Healthcare providers work with the best interest of the whole person in mind, so women do not need to be afraid to ask questions or feel embarrassed about how much they do or do not know about sexuality. Clinician assistance often leads to better patient health outcomes, faster. For example, it can be difficult for women to discern between pain in the vagina and pain in the pelvic floor, the network of muscles that supports the vagina and other pelvic organs, and a doctor can ask clarifying questions to determine the appropriate next steps to treat the issue and suppress the pain.

Evaluate Options

As with most elements of cancer care, there is no one-size-fits-all approach to navigating sex during and after treatment.

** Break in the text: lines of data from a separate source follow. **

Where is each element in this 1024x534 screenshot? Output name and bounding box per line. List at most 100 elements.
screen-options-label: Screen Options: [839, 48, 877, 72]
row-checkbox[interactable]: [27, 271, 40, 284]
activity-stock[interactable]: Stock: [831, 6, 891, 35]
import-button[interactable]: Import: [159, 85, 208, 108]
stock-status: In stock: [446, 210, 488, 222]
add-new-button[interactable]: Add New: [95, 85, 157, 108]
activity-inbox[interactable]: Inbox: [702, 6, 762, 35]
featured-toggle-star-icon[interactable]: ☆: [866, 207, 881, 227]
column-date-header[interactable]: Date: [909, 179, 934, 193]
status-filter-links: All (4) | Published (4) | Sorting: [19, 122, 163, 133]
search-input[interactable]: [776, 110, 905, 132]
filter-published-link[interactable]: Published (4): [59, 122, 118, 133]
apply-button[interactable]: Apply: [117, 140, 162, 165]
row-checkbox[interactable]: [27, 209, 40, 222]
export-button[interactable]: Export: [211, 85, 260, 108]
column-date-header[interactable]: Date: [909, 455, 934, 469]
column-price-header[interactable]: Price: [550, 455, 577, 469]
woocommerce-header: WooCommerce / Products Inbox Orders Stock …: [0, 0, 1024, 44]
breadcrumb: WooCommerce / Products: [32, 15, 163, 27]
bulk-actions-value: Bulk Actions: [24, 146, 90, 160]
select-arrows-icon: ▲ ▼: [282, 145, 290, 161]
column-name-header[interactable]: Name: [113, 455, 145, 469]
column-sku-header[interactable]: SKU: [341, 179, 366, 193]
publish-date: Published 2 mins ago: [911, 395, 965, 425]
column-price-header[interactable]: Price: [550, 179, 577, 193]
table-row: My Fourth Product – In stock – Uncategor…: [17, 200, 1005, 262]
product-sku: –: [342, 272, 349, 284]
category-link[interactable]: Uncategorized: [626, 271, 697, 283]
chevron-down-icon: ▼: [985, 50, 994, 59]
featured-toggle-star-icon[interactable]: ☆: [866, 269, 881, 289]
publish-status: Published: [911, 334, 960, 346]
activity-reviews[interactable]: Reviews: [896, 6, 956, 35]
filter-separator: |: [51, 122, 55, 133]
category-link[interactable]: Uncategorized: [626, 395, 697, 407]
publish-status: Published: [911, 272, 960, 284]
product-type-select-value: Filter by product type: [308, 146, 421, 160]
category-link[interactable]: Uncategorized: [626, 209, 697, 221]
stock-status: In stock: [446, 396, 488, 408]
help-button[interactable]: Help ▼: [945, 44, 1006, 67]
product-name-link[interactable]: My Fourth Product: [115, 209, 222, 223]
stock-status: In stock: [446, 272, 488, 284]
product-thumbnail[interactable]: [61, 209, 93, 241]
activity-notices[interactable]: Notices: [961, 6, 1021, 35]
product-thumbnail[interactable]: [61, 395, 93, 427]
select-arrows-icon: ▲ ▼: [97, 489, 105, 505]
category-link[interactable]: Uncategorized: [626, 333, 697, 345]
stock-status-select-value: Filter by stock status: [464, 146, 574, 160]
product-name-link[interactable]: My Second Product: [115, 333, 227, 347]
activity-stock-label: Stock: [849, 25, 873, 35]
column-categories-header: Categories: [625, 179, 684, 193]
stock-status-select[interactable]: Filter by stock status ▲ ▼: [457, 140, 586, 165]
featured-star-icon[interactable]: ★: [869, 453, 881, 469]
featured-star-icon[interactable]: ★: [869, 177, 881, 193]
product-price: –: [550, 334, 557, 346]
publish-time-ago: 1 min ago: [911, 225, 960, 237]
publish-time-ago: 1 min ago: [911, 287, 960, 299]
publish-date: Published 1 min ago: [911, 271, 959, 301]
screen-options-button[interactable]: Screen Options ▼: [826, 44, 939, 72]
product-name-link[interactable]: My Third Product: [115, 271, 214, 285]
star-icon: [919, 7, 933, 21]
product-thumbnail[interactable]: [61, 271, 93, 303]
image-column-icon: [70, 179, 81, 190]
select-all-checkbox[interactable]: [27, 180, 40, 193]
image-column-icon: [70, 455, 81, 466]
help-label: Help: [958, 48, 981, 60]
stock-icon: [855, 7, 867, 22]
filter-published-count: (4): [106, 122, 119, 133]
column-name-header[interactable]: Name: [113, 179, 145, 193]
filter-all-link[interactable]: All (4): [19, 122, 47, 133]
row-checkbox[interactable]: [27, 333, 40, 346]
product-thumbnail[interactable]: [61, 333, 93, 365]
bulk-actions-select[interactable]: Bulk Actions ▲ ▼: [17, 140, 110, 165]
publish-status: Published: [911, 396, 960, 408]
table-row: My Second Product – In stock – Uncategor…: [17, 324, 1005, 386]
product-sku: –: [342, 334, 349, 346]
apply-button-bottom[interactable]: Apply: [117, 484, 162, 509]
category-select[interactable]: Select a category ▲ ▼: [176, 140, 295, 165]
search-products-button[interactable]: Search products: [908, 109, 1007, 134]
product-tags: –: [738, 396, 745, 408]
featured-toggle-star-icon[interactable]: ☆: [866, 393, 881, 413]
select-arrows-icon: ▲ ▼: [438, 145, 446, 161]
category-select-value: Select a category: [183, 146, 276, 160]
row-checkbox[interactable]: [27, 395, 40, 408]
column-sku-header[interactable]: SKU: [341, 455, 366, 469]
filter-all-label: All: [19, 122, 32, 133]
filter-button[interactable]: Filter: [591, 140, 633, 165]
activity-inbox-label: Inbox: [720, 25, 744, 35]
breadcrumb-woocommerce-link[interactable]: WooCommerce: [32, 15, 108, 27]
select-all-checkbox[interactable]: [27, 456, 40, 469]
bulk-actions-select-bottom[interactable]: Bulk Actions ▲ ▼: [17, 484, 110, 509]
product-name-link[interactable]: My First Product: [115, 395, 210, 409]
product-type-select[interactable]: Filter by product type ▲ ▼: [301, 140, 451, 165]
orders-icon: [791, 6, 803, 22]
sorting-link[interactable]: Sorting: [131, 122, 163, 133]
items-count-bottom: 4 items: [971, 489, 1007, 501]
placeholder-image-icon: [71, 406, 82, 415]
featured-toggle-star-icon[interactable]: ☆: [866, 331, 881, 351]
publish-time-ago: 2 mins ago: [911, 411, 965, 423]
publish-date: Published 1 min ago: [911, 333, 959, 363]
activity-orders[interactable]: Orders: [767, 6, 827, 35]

To combat chemo-induced vaginal dryness, for example, lubrication options are abundant, granting patients the ability to customize based on individual needs and preferences. Certain compounds found in lubricants can trigger yeast infection, irritate the vulva and/or dry out vaginal and anal tissues, so women should avoid using petroleum-based lubricants like mineral oil or Vaseline, as well as those that contain nonoxynol-9, glycerin, glycols or parabens. Instead, they can opt for silicone- or water-based lubricants, or natural oil lubricants like vegetable, olive, peanut, avocado or coconut oil. To reduce vaginal tightness, doctors may recommend use of pelvic floor physical therapists, who teach exercises that involve contracting and relaxing vaginal and pelvic floor muscles. This type of therapy can be achieved manually and/or with the use of vaginal dilators.

For issues of insecurity and anxiety that may disturb some women’s sex lives, possible remedies include psycho-social and/or psycho-sexual support services. The WCM/NYP Genitourinary Oncology Program connects patients and spouses/partners with support groups and counseling and can even offer hair-preserving cold cap therapy or a wig prescription to combat chemotherapy-induced hair loss that may contribute to a lack of confidence.

Molina“Addressing psycho-social issues together with your partner via counseling or support groups can have a positive impact on your life and intimate relationships,” says Dr. Ana Molina.

Since most forms of cancer treatment weaken the immune system, it is especially important that women use barrier protection during oral, anal and vaginal sex to prevent exchange of bodily fluids that can lead to sexually transmitted disease.

Patients should note that while the Internet is a fantastic tool for resources and self-education – often preferred because of the ability to search for information within the comfort of one’s own home – it is best to check with a healthcare team before acting on health advice found online.